To begin the story at the beginning, read "Part 1: Post 1: Beginning Again," published in January, 2013. To consult a description of the campus, read "Part 1: Post 14: The Greening of Campus," published in March, 2013.

Sunday, December 22, 2013

Part 8: Post 2: Sheep

Almost everybody has left campus now, gone home for the holiday. There's no formal breakfast this week, and no zazen, though yearlings are still responsible for meditating every day but Saturday. Everything's really quiet. No chores, no campus bustle, no holiday madness, no Christmas specials (no TV)...I sing Christmas carols to myself, sometimes.

Most of the people who are left don't celebrate Christmas, so I guess this week is going to be pretty lonely and sad. I'm kind of glad I stayed, though, because Andy had to stay--he has no family to go to. I think Ollie stayed so that Andy wouldn't be alone, though he didn't say so. I would have, too, if I'd thought about it, but I didn't. There are a few others who stayed, too, for one reason or another. I think we're going to have dinner together, or something, and we've gotten small gifts for each other. I got a care package from my parents in the mail today that has some wrapped presents in it, which is embarrassing, since they said we'll exchange gifts at a party after New Years, too. Some of the others got packages, too. We've put our things under the tree to wait for Christmas morning.

I got bored reading today, so I went for a walk and I ended up down by the barns. Joy was down there, looking at the sheep milling around in their pen in the snow. Most of them are pregnant and starting to get round under their wool. We haven't had milk in a while, and I was standing there, thinking about having milk again after the lambs are born, when Joy spoke to me. We'd nodded hello to each other,but I didn't expect her to want to talk, since she and the other masters have gone back into hiding after Yule.

"Funny how there is no singular for 'sheep,'" she began, leaning on the fence rail.

"I though 'sheep' was the singular for sheep?" I asked.

"Maybe. I suppose. One sheep, two sheep...except there really isn't such a thing as just one sheep. If you have just one sheep, all by itself, you don't really have any sheep at all. Sheepness is plural. We're the same way. You can't have just one of us. Maybe that's why humans and sheep get along?"

"I've been alone lots of times," I protested, "and I've been human the whole time."

"Have you really been alone, though?" she asked. "With no idea of yourself as a being who is loved by others? We take our flocks with us, in our hearts." There was a pause. "Comparing people to sheep is hardly considered complimentary, though."

"Well, there's the Christian tradition of a shepherd and his flock..." I'd been thinking about this for a while--I went to church last week and heard a sermon on the concept of Christ as shepherd.

"The Lord is my shepherd, I shall not want," recited Joy, and she continued on, reciting the entire psalm. I joined her partway through. "It's Jewish, too. It's in the old testament. The Hebrew people were pastoralists."

"Maybe they knew something about sheep we don't? So it wasn't an insult? To be compared to sheep, I mean?"

"Or they knew something about shepherds."

"Like what? What's special about shepherds?" I asked.
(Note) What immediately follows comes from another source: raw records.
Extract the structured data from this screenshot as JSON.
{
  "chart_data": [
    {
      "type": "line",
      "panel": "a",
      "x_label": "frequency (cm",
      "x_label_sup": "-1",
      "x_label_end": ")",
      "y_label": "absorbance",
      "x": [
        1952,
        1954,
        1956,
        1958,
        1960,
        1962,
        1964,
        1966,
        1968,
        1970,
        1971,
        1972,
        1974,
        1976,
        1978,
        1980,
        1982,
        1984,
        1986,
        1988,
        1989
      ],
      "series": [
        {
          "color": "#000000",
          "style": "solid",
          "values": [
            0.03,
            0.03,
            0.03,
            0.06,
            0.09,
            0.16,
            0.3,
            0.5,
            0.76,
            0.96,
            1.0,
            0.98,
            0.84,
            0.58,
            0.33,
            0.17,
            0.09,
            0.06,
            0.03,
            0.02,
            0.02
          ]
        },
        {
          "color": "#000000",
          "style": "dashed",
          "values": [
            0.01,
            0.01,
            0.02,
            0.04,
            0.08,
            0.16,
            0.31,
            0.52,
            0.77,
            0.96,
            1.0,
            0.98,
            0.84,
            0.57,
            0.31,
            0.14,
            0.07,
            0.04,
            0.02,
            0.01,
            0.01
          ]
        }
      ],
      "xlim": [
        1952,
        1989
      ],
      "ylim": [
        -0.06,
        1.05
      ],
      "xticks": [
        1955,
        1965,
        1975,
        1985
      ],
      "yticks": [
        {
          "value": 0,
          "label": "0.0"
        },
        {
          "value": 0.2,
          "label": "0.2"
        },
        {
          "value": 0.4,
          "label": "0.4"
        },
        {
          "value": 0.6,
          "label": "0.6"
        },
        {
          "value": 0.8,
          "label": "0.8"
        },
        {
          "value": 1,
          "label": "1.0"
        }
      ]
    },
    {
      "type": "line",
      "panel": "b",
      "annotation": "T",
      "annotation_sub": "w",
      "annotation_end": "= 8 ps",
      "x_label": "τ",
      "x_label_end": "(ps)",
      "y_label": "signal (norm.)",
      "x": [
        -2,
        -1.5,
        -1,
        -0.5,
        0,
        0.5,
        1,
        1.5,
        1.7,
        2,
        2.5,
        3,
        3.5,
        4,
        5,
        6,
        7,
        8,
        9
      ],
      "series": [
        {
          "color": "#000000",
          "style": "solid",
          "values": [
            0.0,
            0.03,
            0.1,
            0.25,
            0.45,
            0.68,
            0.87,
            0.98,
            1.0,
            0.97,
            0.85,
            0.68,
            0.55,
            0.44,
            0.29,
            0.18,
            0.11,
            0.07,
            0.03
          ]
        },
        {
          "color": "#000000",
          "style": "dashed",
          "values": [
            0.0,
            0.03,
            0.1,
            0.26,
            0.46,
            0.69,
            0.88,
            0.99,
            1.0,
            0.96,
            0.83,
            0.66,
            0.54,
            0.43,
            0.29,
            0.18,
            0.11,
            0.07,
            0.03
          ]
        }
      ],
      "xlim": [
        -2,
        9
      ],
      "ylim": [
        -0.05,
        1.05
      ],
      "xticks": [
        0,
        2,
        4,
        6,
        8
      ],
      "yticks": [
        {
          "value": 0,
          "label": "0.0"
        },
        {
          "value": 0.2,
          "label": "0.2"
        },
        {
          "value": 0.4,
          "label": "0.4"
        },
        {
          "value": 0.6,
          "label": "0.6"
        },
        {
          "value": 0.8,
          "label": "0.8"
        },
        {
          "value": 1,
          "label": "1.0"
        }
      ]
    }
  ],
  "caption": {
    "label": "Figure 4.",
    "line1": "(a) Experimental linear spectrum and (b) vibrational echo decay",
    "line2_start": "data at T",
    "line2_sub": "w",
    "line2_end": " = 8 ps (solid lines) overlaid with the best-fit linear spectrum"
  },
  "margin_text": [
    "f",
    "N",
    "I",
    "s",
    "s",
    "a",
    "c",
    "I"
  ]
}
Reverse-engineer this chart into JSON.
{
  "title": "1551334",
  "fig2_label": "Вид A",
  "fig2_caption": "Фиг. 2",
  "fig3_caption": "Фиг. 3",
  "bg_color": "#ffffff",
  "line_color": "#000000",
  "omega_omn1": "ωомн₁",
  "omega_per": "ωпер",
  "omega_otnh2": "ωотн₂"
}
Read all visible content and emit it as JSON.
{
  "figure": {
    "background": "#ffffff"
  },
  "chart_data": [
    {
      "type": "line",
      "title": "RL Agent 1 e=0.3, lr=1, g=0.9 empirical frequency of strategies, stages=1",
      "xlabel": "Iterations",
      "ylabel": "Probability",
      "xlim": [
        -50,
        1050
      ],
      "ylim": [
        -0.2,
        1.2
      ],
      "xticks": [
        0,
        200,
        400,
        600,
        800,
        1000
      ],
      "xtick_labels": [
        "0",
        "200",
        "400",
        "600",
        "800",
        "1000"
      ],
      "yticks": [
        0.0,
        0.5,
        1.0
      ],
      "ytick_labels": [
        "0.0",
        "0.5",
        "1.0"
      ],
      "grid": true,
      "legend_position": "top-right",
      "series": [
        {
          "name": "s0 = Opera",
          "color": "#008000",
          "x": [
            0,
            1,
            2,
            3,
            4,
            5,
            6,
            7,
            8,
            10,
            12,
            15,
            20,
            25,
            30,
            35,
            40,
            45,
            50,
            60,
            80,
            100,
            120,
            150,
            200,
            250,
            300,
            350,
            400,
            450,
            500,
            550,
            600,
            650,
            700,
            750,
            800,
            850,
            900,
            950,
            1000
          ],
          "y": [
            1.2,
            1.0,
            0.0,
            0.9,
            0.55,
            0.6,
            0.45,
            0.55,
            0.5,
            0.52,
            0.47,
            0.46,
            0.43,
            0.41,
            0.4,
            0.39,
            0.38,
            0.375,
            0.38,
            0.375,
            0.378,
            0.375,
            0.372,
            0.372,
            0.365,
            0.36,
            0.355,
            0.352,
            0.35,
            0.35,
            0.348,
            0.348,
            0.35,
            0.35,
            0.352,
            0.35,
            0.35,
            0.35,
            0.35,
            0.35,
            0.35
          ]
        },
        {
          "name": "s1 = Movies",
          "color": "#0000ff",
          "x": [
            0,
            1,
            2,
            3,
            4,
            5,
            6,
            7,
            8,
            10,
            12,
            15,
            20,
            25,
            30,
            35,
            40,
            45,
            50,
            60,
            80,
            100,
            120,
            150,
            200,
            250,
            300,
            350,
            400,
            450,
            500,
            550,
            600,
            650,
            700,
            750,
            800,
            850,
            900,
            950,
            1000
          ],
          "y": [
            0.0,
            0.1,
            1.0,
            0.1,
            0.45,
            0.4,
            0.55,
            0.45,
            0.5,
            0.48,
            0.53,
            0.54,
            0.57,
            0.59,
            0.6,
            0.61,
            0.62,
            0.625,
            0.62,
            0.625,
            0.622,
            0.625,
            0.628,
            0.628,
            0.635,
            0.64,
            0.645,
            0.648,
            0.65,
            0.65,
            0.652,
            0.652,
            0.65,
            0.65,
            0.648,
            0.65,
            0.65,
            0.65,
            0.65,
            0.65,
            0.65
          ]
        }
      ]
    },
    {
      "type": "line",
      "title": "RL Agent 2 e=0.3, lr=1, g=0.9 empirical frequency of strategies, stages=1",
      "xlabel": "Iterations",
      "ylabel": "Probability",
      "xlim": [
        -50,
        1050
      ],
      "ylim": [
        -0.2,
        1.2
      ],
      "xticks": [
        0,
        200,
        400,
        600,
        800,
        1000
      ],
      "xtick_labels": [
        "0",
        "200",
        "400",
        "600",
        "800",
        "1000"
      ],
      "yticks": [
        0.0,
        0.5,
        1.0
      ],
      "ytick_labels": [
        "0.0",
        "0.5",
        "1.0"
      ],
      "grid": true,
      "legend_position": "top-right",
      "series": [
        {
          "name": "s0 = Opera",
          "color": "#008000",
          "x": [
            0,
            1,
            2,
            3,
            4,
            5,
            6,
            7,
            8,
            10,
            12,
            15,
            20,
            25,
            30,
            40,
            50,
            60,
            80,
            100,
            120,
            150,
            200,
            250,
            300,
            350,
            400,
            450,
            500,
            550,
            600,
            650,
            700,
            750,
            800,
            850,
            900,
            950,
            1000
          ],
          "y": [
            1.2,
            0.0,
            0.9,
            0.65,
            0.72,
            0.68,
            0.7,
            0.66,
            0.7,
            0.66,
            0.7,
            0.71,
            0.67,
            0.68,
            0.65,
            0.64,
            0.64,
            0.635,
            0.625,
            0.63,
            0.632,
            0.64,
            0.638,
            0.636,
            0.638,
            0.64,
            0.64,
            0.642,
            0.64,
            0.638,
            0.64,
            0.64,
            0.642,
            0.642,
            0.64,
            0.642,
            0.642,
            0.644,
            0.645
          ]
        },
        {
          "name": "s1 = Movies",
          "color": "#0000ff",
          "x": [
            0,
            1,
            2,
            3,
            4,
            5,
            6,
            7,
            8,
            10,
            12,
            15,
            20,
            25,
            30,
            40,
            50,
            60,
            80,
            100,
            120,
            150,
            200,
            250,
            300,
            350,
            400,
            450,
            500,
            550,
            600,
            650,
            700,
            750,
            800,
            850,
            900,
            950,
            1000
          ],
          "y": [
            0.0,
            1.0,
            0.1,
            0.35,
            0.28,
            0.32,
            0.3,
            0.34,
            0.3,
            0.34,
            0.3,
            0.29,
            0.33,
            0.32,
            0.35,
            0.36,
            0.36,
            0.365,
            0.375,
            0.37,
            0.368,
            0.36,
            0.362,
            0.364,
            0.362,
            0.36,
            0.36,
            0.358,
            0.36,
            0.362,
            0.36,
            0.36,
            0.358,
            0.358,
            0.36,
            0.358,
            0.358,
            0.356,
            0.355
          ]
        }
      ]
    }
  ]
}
"They know more than sheep do."

"Joy?"

"Hmm?"

"What are you doing for Christmas? Anything? Do you celebrate Christmas?"

"I do. My daughter, Serenity, has a new beau. They're quite serious, and he invited her to spend Christmas with him. She and I live together, just the two of us, so she asked if I could come, too."

"Hanging out with your daughter and her boyfriend? Isn't that going to be awkward?"

"Just as long as I don't have to cook!"

"Joy, are you Christian?" I hadn't been able to figure this one out. I knew the others, more or less. Kit's Wiccan, Greg and Karen are Buddhist, and Allen and Charlie are...whatever it is they are, but I know them well enough to have an idea of what that means. Joy is rumored to be "New Age," and I used to think I knew what that was, but now I'm not so sure.

"I wouldn't put a label on it like that," began Joy. "I'm not exclusively Christian. But I believe in Jesus, and I honor His birth."

"I think Kit thinks that story is sexist," I confided. This has been bothering me, that Kit clearly doesn't like the religion I was raised in.

"Only if the storyteller is sexist."

"How do you tell it?"

"That Jesus of Nazareth is the Son of Mother-Father God, just like the rest of us, except more fully realized. He incarnated in order to show the rest of us the way. He did what we can do, what we should trust ourselves enough to do. You're Protestant, right?"

"Methodist. More or less."

"Martin Luther is supposed to have said that baptism is like snow on shit--it doesn't really change
anything. I'm inclined to think sin is more like shit on snow." There was a sheep, right in front of us, providing an example of this substance as she spoke. "The snow may get dirty for a while,but its essential nature is not changed. In time, it melts and then evaporates and returns to the sky, pure. The snow always falls white again, no matter how much it has been through."

The sheep bleated to each other, their breath curling up in billows towards the grey sky.